Mor Furniture cut its A/B testing program a few years ago. With website traffic now increasing, they wanted to return to a data-based approach to website optimization but didn’t know which A/B testing tool to use and didn’t have the resources to run the testing program. PeakActivity was tasked with not only finding a tool with robust features and reporting, but to run the program, as well. 

 

SOLUTION

PeakActivity recommended the AB Tasty platform, based on its advanced features and functionality, including a widgets library for commonly tested elements and functionalities, and out-of-the-box tracking for scroll depth and element visibility.
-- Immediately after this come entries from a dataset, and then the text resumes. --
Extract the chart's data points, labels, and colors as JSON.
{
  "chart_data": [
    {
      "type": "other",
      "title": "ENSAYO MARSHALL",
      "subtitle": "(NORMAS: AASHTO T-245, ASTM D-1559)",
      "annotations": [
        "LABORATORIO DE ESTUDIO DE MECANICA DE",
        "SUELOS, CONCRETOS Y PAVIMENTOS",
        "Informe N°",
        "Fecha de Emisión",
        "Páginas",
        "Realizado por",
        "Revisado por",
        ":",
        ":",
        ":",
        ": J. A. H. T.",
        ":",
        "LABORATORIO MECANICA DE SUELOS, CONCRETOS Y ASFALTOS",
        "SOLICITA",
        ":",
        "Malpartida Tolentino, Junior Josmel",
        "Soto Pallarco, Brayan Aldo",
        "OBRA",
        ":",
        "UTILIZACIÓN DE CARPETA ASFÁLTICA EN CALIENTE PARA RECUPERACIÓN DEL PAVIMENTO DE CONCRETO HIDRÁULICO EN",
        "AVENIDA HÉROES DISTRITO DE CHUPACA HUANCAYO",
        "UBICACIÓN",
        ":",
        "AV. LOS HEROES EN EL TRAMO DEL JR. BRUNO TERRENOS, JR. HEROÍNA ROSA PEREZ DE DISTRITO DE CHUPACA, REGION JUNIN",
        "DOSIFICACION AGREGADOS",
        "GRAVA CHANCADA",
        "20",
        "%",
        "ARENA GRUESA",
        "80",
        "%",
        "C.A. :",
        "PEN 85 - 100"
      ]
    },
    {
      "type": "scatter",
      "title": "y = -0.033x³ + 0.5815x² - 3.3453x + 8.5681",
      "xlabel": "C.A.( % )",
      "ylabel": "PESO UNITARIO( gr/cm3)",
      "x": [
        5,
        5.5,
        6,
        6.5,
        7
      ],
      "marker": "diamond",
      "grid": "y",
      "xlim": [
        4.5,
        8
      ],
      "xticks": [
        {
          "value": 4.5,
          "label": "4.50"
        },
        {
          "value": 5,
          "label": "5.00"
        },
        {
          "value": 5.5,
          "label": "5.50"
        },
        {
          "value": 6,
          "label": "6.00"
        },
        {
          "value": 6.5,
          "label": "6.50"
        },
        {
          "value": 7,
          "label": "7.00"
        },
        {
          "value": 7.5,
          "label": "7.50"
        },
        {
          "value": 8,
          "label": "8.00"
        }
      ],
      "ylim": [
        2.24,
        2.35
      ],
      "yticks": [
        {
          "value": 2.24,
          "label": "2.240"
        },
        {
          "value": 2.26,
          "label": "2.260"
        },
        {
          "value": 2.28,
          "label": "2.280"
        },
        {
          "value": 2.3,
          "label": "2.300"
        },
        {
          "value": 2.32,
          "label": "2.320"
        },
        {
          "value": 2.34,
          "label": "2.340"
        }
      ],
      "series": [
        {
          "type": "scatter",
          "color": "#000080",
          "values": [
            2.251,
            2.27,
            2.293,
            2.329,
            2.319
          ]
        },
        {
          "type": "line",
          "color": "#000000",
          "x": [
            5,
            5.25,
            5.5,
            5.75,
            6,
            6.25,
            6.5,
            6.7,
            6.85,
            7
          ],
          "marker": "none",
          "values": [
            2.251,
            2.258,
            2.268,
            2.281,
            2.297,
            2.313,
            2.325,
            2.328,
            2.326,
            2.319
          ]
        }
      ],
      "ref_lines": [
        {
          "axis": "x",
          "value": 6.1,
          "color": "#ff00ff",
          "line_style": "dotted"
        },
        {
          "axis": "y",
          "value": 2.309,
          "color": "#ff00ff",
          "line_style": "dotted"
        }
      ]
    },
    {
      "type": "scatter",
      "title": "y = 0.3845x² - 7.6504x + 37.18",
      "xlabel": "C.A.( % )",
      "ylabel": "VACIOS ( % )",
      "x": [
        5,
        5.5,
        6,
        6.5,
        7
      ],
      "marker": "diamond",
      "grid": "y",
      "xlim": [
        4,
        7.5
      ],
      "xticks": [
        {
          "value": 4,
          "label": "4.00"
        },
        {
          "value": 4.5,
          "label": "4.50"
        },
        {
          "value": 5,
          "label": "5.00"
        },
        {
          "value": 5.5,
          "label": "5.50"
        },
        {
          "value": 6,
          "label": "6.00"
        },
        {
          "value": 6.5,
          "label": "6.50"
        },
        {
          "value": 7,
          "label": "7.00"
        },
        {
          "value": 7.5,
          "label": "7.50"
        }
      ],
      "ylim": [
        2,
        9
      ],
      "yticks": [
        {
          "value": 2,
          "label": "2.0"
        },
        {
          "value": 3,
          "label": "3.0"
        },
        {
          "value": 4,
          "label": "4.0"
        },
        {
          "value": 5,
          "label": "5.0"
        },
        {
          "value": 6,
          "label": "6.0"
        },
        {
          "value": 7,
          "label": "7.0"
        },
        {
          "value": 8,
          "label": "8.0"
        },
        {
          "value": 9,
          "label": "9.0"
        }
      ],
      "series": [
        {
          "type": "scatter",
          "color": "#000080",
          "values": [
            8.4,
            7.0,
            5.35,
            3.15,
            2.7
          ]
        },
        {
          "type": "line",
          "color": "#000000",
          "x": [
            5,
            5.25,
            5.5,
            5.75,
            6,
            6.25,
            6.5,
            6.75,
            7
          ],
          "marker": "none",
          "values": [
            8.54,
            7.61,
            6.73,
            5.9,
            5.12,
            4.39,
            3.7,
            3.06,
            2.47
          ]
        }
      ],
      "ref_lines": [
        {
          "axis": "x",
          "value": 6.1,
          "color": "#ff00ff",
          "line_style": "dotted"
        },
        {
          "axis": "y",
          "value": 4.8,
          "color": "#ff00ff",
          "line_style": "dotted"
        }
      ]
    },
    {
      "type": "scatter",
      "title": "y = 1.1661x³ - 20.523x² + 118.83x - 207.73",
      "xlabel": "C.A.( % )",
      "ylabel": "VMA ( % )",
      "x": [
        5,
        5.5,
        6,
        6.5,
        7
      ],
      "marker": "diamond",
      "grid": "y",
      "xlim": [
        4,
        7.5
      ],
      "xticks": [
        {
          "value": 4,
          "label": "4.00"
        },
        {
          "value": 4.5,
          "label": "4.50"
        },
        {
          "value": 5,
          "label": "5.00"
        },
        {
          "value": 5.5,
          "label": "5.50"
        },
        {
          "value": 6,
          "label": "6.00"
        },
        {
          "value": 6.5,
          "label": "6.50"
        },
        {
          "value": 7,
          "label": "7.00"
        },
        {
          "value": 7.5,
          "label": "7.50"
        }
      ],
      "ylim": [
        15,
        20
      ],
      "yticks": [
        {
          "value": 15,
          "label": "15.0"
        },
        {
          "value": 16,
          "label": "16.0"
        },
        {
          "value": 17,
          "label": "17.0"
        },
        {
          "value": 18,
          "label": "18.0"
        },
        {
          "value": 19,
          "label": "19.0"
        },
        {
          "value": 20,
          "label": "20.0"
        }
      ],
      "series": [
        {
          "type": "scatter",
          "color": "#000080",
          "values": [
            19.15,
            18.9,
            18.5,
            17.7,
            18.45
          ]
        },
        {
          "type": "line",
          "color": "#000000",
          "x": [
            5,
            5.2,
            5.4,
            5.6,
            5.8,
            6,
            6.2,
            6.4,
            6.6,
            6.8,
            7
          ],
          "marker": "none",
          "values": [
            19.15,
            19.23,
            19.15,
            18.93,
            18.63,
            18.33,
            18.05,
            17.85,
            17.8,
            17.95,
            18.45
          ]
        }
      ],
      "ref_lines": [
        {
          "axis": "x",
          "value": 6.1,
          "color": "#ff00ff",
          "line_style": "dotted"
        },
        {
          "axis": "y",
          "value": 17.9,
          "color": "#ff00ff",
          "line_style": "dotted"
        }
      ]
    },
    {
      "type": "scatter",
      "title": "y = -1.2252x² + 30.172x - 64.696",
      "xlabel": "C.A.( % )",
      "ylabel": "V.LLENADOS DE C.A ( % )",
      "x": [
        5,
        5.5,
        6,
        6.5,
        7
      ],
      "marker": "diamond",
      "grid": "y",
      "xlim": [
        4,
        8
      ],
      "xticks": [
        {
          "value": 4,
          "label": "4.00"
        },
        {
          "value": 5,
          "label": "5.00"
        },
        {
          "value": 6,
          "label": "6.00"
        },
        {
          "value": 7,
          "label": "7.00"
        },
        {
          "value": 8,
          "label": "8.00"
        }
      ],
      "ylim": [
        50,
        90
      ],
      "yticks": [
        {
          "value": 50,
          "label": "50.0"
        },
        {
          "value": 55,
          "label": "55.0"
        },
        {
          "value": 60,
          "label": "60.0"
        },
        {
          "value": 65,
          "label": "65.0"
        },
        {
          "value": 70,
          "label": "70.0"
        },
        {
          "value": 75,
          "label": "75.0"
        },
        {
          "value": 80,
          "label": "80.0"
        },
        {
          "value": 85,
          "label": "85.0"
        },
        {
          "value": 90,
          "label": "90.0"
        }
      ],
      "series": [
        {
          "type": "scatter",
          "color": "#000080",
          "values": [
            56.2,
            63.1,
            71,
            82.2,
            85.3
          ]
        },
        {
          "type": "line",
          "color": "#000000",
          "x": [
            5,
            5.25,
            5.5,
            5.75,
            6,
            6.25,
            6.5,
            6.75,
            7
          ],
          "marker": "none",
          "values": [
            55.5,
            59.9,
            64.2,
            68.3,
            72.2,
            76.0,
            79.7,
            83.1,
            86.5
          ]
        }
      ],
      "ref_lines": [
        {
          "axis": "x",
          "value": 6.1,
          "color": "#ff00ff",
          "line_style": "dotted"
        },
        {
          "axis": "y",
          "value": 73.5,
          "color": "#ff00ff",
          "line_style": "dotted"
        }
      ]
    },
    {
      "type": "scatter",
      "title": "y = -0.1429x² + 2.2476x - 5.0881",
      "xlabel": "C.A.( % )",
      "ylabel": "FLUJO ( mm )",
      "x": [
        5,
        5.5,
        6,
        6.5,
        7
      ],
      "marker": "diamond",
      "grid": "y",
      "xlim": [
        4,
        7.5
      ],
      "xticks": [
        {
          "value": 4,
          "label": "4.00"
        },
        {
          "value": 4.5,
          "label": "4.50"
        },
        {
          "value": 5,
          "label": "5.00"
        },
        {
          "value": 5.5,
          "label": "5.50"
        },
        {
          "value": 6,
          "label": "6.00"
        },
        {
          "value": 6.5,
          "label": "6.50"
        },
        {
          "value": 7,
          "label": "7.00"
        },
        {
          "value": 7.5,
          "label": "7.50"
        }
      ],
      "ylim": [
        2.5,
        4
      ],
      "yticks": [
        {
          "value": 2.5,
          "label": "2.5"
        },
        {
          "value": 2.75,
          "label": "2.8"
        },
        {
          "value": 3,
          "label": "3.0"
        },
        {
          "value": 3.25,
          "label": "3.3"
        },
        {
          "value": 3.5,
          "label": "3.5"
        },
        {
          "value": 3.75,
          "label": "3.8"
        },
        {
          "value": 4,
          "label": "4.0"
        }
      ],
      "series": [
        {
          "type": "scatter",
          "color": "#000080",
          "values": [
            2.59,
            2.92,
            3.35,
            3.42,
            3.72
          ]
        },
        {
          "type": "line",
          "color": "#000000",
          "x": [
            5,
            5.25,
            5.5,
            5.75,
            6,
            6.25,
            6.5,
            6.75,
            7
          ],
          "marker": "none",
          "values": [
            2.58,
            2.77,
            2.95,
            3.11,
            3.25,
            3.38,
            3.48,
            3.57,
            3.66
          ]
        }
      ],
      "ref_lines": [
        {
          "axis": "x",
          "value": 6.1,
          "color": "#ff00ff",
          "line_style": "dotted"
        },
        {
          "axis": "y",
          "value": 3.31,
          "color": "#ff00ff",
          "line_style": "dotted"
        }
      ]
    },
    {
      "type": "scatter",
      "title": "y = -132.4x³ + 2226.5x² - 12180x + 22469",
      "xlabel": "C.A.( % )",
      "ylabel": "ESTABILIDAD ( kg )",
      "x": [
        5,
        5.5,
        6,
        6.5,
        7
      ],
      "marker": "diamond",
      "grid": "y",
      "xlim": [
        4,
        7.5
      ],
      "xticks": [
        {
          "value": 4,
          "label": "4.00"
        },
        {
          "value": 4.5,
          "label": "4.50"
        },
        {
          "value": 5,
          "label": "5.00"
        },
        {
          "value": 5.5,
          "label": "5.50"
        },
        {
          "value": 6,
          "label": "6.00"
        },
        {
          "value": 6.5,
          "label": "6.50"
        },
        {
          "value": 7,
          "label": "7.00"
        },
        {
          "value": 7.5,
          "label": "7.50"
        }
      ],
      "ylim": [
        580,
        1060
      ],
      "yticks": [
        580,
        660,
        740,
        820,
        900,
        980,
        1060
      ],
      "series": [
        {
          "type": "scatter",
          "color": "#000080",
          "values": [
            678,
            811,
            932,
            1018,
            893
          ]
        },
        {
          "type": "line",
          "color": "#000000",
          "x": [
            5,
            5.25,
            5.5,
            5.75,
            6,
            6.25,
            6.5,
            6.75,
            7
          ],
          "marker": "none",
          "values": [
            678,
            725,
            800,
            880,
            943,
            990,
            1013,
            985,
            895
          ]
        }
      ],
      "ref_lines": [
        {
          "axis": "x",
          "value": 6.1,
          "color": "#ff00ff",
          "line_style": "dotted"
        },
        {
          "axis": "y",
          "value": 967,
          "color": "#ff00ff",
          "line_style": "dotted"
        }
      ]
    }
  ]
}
PeakActivity integrated the tool and developed a test plan to show the potential ROI of having a dedicated CRO team.

 

RESULTS

Soon, we were conducting an average of 4 tests per month and seeing 3X ROI. Now, Mor Furniture is all-in with PeakActivity CRO and AB Tasty. Guided by a “fail fast” mentality, the team learns quickly, iterates where needed, and moves on to testing the next hypothesis. Winning experiences are prioritized for full development, and even “losing” experiences provide valuable analytics and insights.

 

TAKEAWAYS

Now that the initial proof-of-concept phase has concluded, the iterative test and learn process continues with a hefty roadmap of experiment ideas with high potential ROI.